Tomorrow will be the first time in their lives that my two children have failed to attend the Annual Meeting of the Southern Baptist Convention. In my own twenty-four years of service as a Southern Baptist pastor, I have missed the meeting many times, having often lacked the funding to attend. Since 2001 in New Orleans, however, I have attended every year.
Not this year.
My reasons are manifold. The economy is not good, and we've made budget cuts at FBC Farmersville. I chose to number my convention allowance among them. I do not believe that this would be a wise long-term strategy, because attending the convention is important. If we can afford to send nearly $100,000 through the Cooperative Program each year, we can spend a few hundred to have our voice in how that money is spent. But, in response to a short-term financial need, I think that it can be wise to miss the meeting for one year.

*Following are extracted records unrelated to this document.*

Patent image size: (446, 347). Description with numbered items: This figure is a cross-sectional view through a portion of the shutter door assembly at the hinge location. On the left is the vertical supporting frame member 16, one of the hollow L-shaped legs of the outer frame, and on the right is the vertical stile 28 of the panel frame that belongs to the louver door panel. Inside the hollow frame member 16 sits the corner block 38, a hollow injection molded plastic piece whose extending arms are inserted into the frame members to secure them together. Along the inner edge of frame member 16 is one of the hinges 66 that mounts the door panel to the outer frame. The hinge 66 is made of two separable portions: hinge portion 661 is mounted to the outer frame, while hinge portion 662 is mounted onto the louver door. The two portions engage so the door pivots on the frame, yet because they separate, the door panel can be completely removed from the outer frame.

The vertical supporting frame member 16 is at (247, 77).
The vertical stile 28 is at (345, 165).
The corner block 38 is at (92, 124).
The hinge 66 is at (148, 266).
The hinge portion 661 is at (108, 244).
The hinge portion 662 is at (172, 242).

Also, the arrival of their newest child prevented my brother- and sister-in-law from attending, and they are constant members of our party. Phoenix is a lengthy distance from Farmersville. It is an "off" election year. The meeting has good opportunity to be tranquil. I saw nothing listed in the program that I couldn't enjoy as well over the Internet, if not occupied otherwise. As I said, I had many reasons to choose not to attend.
Today the Executive Committee of the Southern Baptist Convention have signed an Affirmation of Unity and Cooperation. The statement is a nice indication that people care about or wish to have unity and cooperation. Fine. But I have to admit that I'm impressed little by the drafting of documents and the publication of statements.
Here's what impresses me. By email, text message, Twitter, Facebook, phone call, and indirect contact, more people than I could possibly count have contacted me to try to locate me, set up a meal with me, or express their regret that I am not present. I'm a person who is passionate about ideas. I've passionately advocated for ideas that contradict other people's ideas in our convention. And yet, among those who have looked for me this week have been people from a wide variety of geographical regions, educational pedigrees, ecclesiological convictions, soteriological convictions, ages, and temperaments.
I could live without the speakers. I could live without the travel inconvenience. I could live without the music. I really miss the people. There's my statement of unity and cooperation: These are my friends and my brothers and my sisters. Some of them are dead wrong on a thing or two, but I've not given up hope of convincing them (grin). And ultimately, whether I agree with them or not, I cannot escape the fact that I love them.
If the Lord is willing, I hope to be in New Orleans next year. I hope to see you there.